Neue Gas-Pipelines sind keine Lösung
14. Februar 2022Es war ein festlicher Moment. Im Januar 2020 unterzeichneten Griechenland, Israel und Zypern in Athen ein Grundsatzabkommen über den Bau der Mittelmeer-Gas-Pipeline Eastmed. Das Konzept: Ab 2025 liefert Israel aus dem östlichen Mittelmeer über eine 1900 Kilometer lange Unterwasser-Pipeline Erdgas nach Westeuropa. Italien ist Hauptabnehmer, sämtliche Staaten Südosteuropas kommen in den Genuss verbilligter Erdgas-Lieferungen.

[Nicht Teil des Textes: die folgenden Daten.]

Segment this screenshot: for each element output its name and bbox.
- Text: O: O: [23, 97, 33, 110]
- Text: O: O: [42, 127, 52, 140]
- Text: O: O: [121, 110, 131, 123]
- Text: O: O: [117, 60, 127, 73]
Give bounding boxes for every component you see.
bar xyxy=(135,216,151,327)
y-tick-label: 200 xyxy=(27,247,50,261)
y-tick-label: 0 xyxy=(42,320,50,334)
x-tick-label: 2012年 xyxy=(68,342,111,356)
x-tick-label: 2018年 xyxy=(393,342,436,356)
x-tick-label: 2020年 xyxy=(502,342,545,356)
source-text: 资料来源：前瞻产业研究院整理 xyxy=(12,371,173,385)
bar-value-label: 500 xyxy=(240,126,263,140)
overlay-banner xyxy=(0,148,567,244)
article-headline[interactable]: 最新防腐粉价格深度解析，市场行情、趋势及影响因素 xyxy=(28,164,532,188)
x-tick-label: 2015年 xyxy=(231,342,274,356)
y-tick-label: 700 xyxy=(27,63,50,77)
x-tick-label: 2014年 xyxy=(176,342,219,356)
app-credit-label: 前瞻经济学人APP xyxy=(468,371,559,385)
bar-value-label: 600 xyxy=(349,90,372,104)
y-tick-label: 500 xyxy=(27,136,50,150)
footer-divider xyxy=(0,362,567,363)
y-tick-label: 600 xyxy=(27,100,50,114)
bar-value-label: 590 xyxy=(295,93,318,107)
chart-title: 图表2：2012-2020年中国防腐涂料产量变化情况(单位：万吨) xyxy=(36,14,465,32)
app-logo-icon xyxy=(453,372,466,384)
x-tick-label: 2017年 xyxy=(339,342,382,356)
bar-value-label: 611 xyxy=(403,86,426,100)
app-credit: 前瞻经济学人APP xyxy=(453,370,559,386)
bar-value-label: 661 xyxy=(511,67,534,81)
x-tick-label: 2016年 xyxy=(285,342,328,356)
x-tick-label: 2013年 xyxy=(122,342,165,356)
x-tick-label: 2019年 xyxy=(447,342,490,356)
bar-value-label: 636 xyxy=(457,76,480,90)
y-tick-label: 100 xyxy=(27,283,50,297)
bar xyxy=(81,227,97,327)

Bei der Unterzeichnung schwärmte Griechenlands damaliger Energieminister Kostis Hatzidakis von einem "Friedensprojekt, das zur Energiesicherheit Europas beiträgt und von der EU unterstützt wird". Der zyprische Staatschef Nikos Anastasiades sprach sogar von einem "historischen Ereignis". Dass die Regierungsvertreter Italiens ihre Teilnahme an der Unterzeichnung des Abkommens überraschend abgesagt hatten, wollten die Gastgeber zu diesem Zeitpunkt nicht überbewerten. Zu sehr überwog die Freude über die künftige Rolle Griechenlands als Energieknotenpunkt im östlichen Mittelmeer. Soweit die Theorie.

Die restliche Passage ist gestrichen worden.